Award-winning documentary filmmaker Emily Driscoll hopes to inspire the next generation of women in science and show how researchers’ challenges actually can lead to motivation.
Four of her short films, each addressing current issues such as diversity in science, wildlife conservation and urban living, will screen this Sunday at the Scarsdale Woman’s Club.
Driscoll, founder of BonSci Films, a documentary production company, said, “These are four short stories that speak to the larger issue of protecting our planet in different ways.”
Two of the films are part of a larger series called “Breakthrough: Portraits of Women in Science,” which is about extraordinary women who are taking strides in the STEM world.
“The idea is to inspire the next generation of women in science and it shows how a lot of these [researchers’] challenges actually became motivation,” Driscoll said.
One of the films, “Breakthrough: Bitter Water,” is about a Karletta chief, a female Navajo who was the first in her family to go to college and went on to earn a Ph.D. in hydrology. The film explores how her connection to the land’s water resources and her education enabled her to expose inaccuracies in an EPA study.
“If [Karletta] hadn’t grown up in that community and been so familiar with it, then she wouldn’t have known to look for the ways that the community could have been exposed to pollutants in the water,” filmmaker Driscoll said.
Driscoll’s award-winning independent documentaries have aired on PBS stations and screened at film festivals around the world.
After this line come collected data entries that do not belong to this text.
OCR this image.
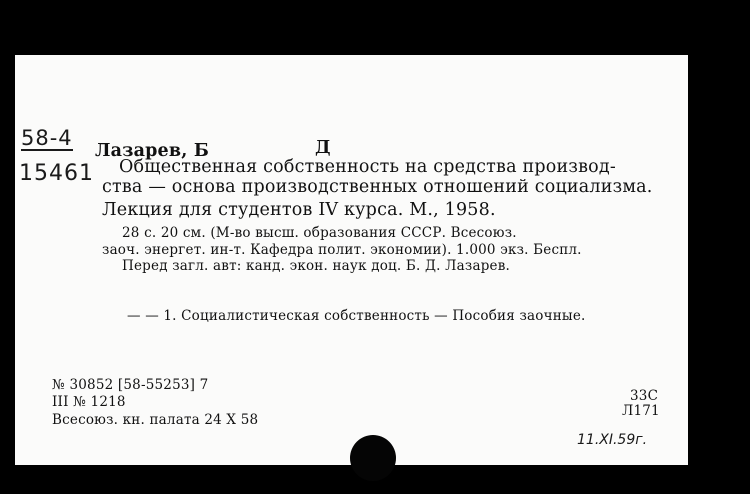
58-4
15461
Лазарев, Б	Д
Общественная собственность на средства производ-
ства — основа производственных отношений социализма.
Лекция для студентов IV курса. М., 1958.
28 с. 20 см. (М-во высш. образования СССР. Всесоюз.
заоч. энергет. ин-т. Кафедра полит. экономии). 1.000 экз. Беспл.
Перед загл. авт: канд. экон. наук доц. Б. Д. Лазарев.
— — 1. Социалистическая собственность — Пособия заочные.
№ 30852 [58-55253] 7
III № 1218
Всесоюз. кн. палата 24 X 58
33С
Л171
11.XI.59г.
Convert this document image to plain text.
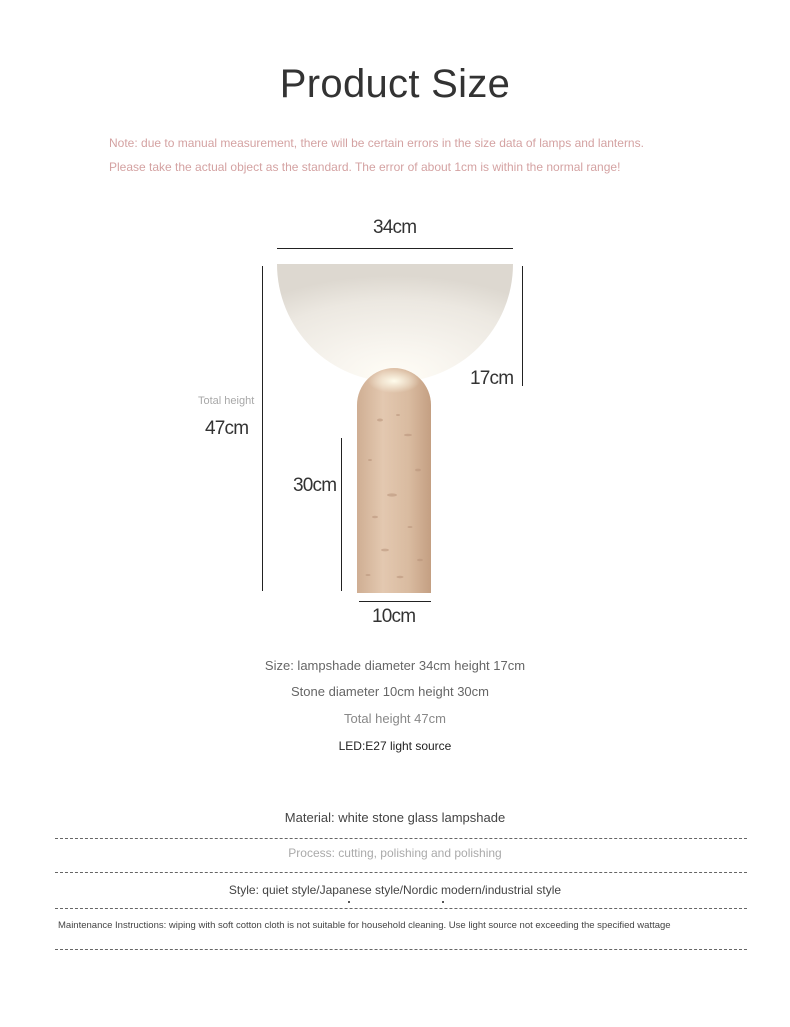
Product Size
Note: due to manual measurement, there will be certain errors in the size data of lamps and lanterns.
Please take the actual object as the standard. The error of about 1cm is within the normal range!
34cm
17cm
Total height
47cm
30cm
10cm
Size: lampshade diameter 34cm height 17cm
Stone diameter 10cm height 30cm
Total height 47cm
LED:E27 light source
Material: white stone glass lampshade
Process: cutting, polishing and polishing
Style: quiet style/Japanese style/Nordic modern/industrial style
Maintenance Instructions: wiping with soft cotton cloth is not suitable for household cleaning. Use light source not exceeding the specified wattage
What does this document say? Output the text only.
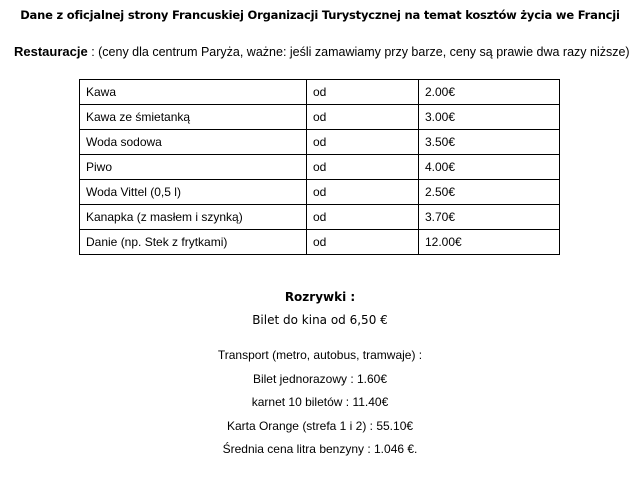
Dane z oficjalnej strony Francuskiej Organizacji Turystycznej na temat kosztów życia we Francji
Restauracje : (ceny dla centrum Paryża, ważne: jeśli zamawiamy przy barze, ceny są prawie dwa razy niższe)
Kawa	od	2.00€
Kawa ze śmietanką	od	3.00€
Woda sodowa	od	3.50€
Piwo	od	4.00€
Woda Vittel (0,5 l)	od	2.50€
Kanapka (z masłem i szynką)	od	3.70€
Danie (np. Stek z frytkami)	od	12.00€
Rozrywki :
Bilet do kina od 6,50 €
Transport (metro, autobus, tramwaje) :
Bilet jednorazowy : 1.60€
karnet 10 biletów : 11.40€
Karta Orange (strefa 1 i 2) : 55.10€
Średnia cena litra benzyny : 1.046 €.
A graduate of New York University’s Science, Health and Environmental Reporting Program (SHERP), she said that her background and her longtime love for artistry converged when she began making documentary films.
“I think there are so many … critical stories that need to be told,” she said. “Getting these short stories out there is the first step in trying to figure out what [we can] do about [climate change].”
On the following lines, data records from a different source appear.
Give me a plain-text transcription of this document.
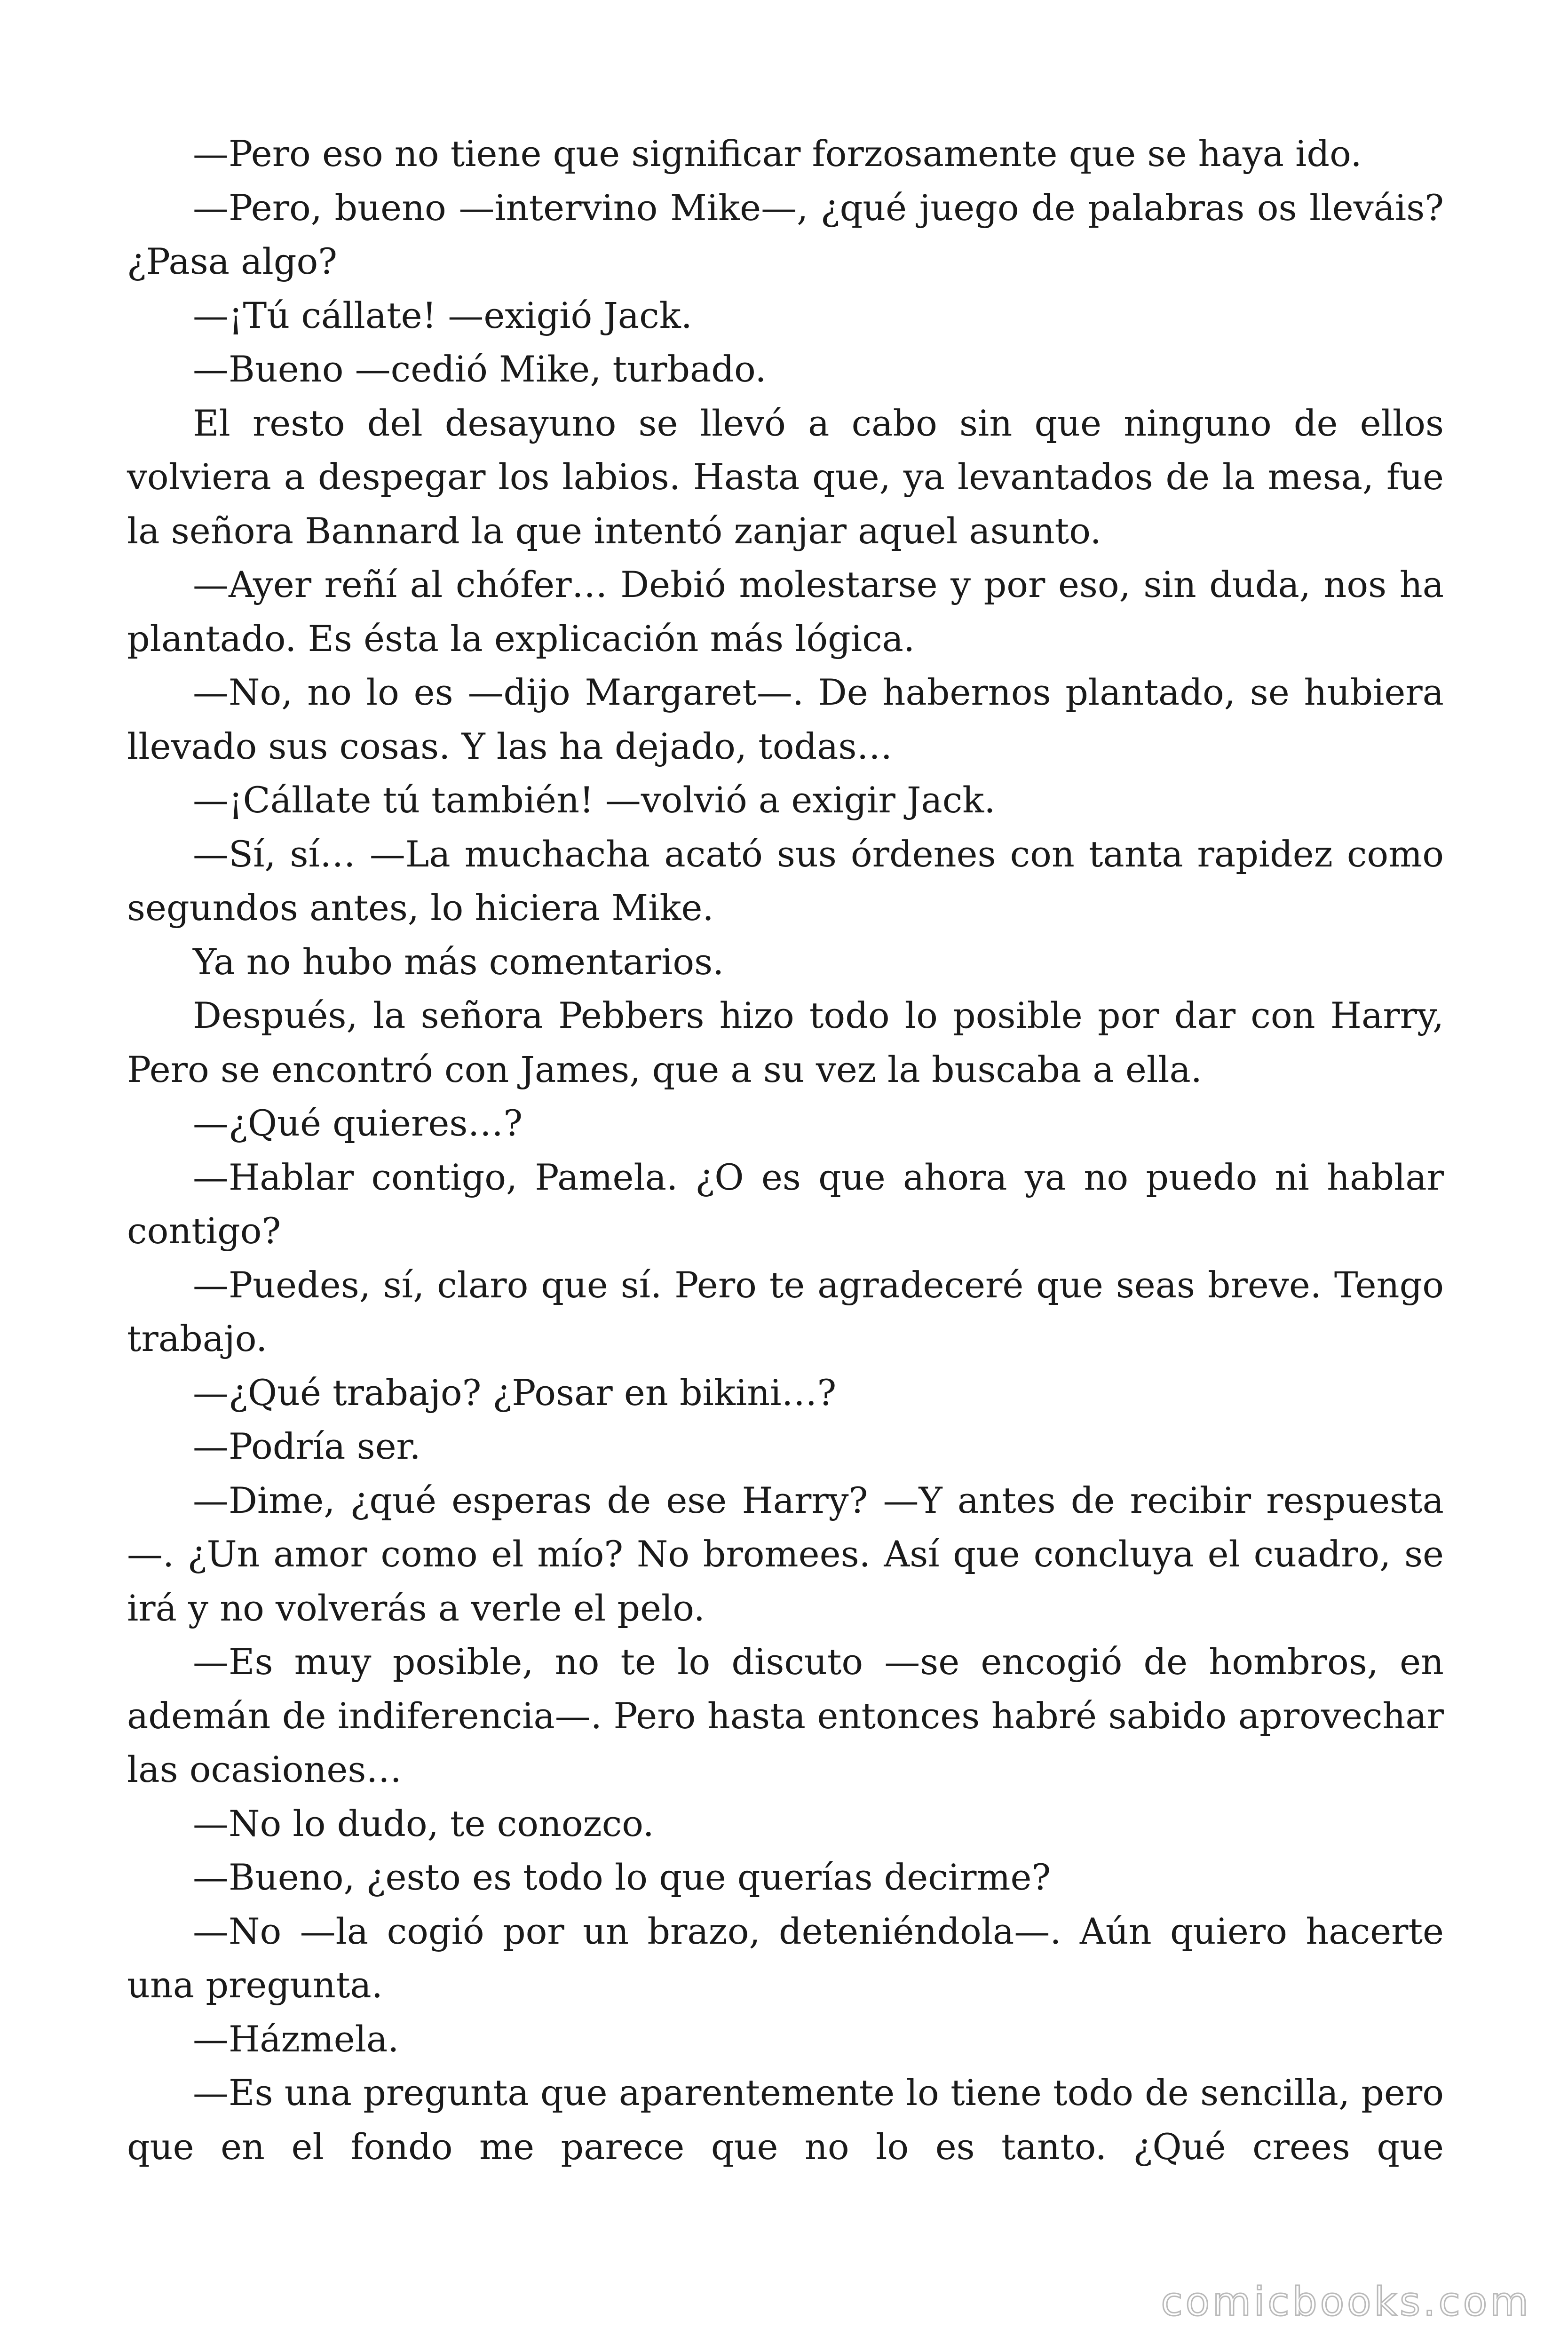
—Pero eso no tiene que significar forzosamente que se haya ido.

—Pero, bueno —intervino Mike—, ¿qué juego de palabras os lleváis? ¿Pasa algo?

—¡Tú cállate! —exigió Jack.

—Bueno —cedió Mike, turbado.

El resto del desayuno se llevó a cabo sin que ninguno de ellos volviera a despegar los labios. Hasta que, ya levantados de la mesa, fue la señora Bannard la que intentó zanjar aquel asunto.

—Ayer reñí al chófer… Debió molestarse y por eso, sin duda, nos ha plantado. Es ésta la explicación más lógica.

—No, no lo es —dijo Margaret—. De habernos plantado, se hubiera llevado sus cosas. Y las ha dejado, todas…

—¡Cállate tú también! —volvió a exigir Jack.

—Sí, sí… —La muchacha acató sus órdenes con tanta rapidez como segundos antes, lo hiciera Mike.

Ya no hubo más comentarios.

Después, la señora Pebbers hizo todo lo posible por dar con Harry, Pero se encontró con James, que a su vez la buscaba a ella.

—¿Qué quieres…?

—Hablar contigo, Pamela. ¿O es que ahora ya no puedo ni hablar contigo?

—Puedes, sí, claro que sí. Pero te agradeceré que seas breve. Tengo trabajo.

—¿Qué trabajo? ¿Posar en bikini…?

—Podría ser.

—Dime, ¿qué esperas de ese Harry? —Y antes de recibir respuesta—. ¿Un amor como el mío? No bromees. Así que concluya el cuadro, se irá y no volverás a verle el pelo.

—Es muy posible, no te lo discuto —se encogió de hombros, en ademán de indiferencia—. Pero hasta entonces habré sabido aprovechar las ocasiones…

—No lo dudo, te conozco.

—Bueno, ¿esto es todo lo que querías decirme?

—No —la cogió por un brazo, deteniéndola—. Aún quiero hacerte una pregunta.

—Házmela.

—Es una pregunta que aparentemente lo tiene todo de sencilla, pero que en el fondo me parece que no lo es tanto. ¿Qué crees que

comicbooks.com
These four specific films have never been shown together, but Driscoll was enthusiastic when members of the Friends of the Scarsdale Parks reached out to her about screening them in Scarsdale.
The films all have a theme of international connection, according to Driscoll.
“We’re all connected and … in this world, where we’re so interconnected digitally, we need to remember that we’re all interconnected on this planet too,” Driscoll said.
Driscoll, a former teacher at SHERP who lives in New York City, said running her production company and collaborating with other scientific publications and museums is something that she “enjoys very much.”
“It’s so important to have many different tools to tell a story,” she said. “The issues facing leaders and the public are just getting more and more complicated.”
But despite the intricacies and complexity of science and politics, Driscoll had a simple piece of advice on how to go forward.
“You know, knowledge,” she said. “I think everybody is born a scientist. Everybody is born curious about the planet and the world around them, so in my films I hope to [rekindle] that same interest.”
Tim Foley, president of the Scarsdale Forum, which is co-sponsoring this event with the library and the Friends of Scarsdale Parks, said the Forum wanted to present Driscoll and her short films to the community because the group’s primary mission is to encourage civic participation and to promote thoughtful discussion of issues facing the community.
“The goal of the speaker series is to challenge our residents to think about these issues a little differently … through her well-crafted, thought-provoking films, Emily Driscoll challenges us to consider our relationship to nature, the impact that our choices have on the environment and … how we can use our talents — those of an artist or an advocate — to choose to leave behind a more sustainable, clean and responsible world for future generations.”
The screening will be followed by a Q&A with Driscoll.